Kanal

Usai Survei ‘Melayat Jenazah’, Siapa Terjungkal di Putaran Pertama?


Kita tak bisa yakin bahwa sikap Prabowo yang dianggap warga merendahkan etika itu bukan blunder besar. Setidaknya, dengan temperamen yang cenderung fluktuatif,debat-debat di depan pun masih menyisakan peluang untuk adanya blunder sejenis. Itu yang membuat peluang bahwa Prabowo-Gibran pun punya kemungkinan terjungkal, masih terbuka lebar.

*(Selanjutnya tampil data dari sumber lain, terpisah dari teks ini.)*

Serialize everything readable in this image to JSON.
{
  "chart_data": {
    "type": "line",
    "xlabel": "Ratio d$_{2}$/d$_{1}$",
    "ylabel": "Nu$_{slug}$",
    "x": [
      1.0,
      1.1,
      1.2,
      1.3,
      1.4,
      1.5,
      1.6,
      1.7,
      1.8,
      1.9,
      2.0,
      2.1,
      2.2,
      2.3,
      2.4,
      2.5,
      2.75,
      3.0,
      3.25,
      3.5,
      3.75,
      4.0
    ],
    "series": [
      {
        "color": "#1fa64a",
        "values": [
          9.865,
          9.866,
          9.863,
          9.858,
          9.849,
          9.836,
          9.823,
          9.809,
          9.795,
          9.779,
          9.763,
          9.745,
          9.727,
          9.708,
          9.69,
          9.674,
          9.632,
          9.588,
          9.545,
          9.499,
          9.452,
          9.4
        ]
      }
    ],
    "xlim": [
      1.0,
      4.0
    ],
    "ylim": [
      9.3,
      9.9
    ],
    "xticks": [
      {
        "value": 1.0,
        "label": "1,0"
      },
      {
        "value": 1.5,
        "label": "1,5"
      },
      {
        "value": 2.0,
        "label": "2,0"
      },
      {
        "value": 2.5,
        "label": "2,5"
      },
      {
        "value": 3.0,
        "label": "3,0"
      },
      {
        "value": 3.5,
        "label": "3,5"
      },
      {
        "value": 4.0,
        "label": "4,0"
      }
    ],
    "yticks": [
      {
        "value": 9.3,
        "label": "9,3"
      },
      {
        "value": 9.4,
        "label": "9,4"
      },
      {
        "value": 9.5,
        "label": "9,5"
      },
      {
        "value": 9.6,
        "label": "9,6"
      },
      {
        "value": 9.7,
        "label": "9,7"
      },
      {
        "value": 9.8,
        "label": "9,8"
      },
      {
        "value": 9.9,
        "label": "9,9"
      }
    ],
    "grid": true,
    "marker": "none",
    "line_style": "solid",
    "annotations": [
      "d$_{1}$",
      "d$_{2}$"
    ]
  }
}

Pernahkah menyadari bahwa mulai awal pekan lalu beragam meme dan aneka rupa konten bermuatan “cukup satu putaran” dari pendukung pasangan calon presiden-wakil presiden tertentu, mulai hilang dari media sosial? Setidaknya, tak lagi bertebar dan cenderung dominan di banyak jenis medsos seperti sebelumnya.

Tampaknya hal tersebut punya kaitan erat dengan tiga peristiwa yang muncul beriringan menjelang acara Debat Capres pertama yang digelar Selasa (12/12/2023). Yang pertama, dirilisnya hasil survei LSI Denny JA, “Anies Atau Ganjar yang Tersingkir: Prabowo di Ambang Kemenangan”, pada Minggu (10/12/2023). Kedua, sehari kemudian harian Kompas juga merilis hasil survei mereka melalui pemberitaan di koran harian serta laman Kompas.id. Judul beritanya cukup mengundang untuk dibaca intens :”Prabowo-Gibran Unggul, Pemilih Bimbang Meningkat”. Seolah tak hendak kalah, konsultan politik terkemuka sekaligus pendiri dan pimpinan PolMark Research Centre, Eep Saefulloh Fatah, juga membuka hasil riset yang digelar lembaganya pada acara “Pasamoan Masyarakat Sipil Jawa Barat” yang diampu Manifesto Bandung, 12 Desember, atau pada hari yang sama dengan dilaksanakannya Debat Capres pertama.  

Hasil riset ketiga lembaga kredibel tersebut, meski berbeda dalam jumlah responden, memiliki berbagai kesamaan. Yang paling mengemuka, hasilnya meminta para pendukung pasangan calon nomor 02 untuk legowo, kemungkinan besar optimisme mereka soal Pilpres cukup hanya satu putaran, tak lebih sekadar impian. Itu diperoleh survei Kompas yang dilakukan secara tatap muka pada 29 November-4 Desember, melibatkan 1.364 responden yang dipilih acak menggunakan metode pencuplikan sistematis bertingkat di 38 provinsi. Itu pula yang secara implisit dikemukakan Denny JA melalui rilisnya di berbagai jenis medsos setelah melakukan wawancara tatap muka dengan menggunakan kuesioner pada 1.200 responden di seluruh Indonesia, 20 November–3 Desember 2023. Eep di Bandung, setelah menyelenggarakan 32 survei di 32 provinsi, dengan satu provinsi 1.200 responden alias 38.400 responden, menimpalinya dengan hasil survei yang kurang lebih sama. 

post-cover

“Elektabilitas Prabowo di bawah 40 persen tidak di atas 40 persen. Anies dan Ganjar di atas 20 persen,” kata Eep, di ‘pasamoan’ (pertemuan) bertajuk “Menyoal Rungkadnya Demokrasi dan Mundurnya Reformasi ke Titik Nol“, yang rekaman videonya tersebar luas di dunia maya itu. “Maka, hilangkan kamus pesimisme, hilangkan kata pesimis dari kamus kita.”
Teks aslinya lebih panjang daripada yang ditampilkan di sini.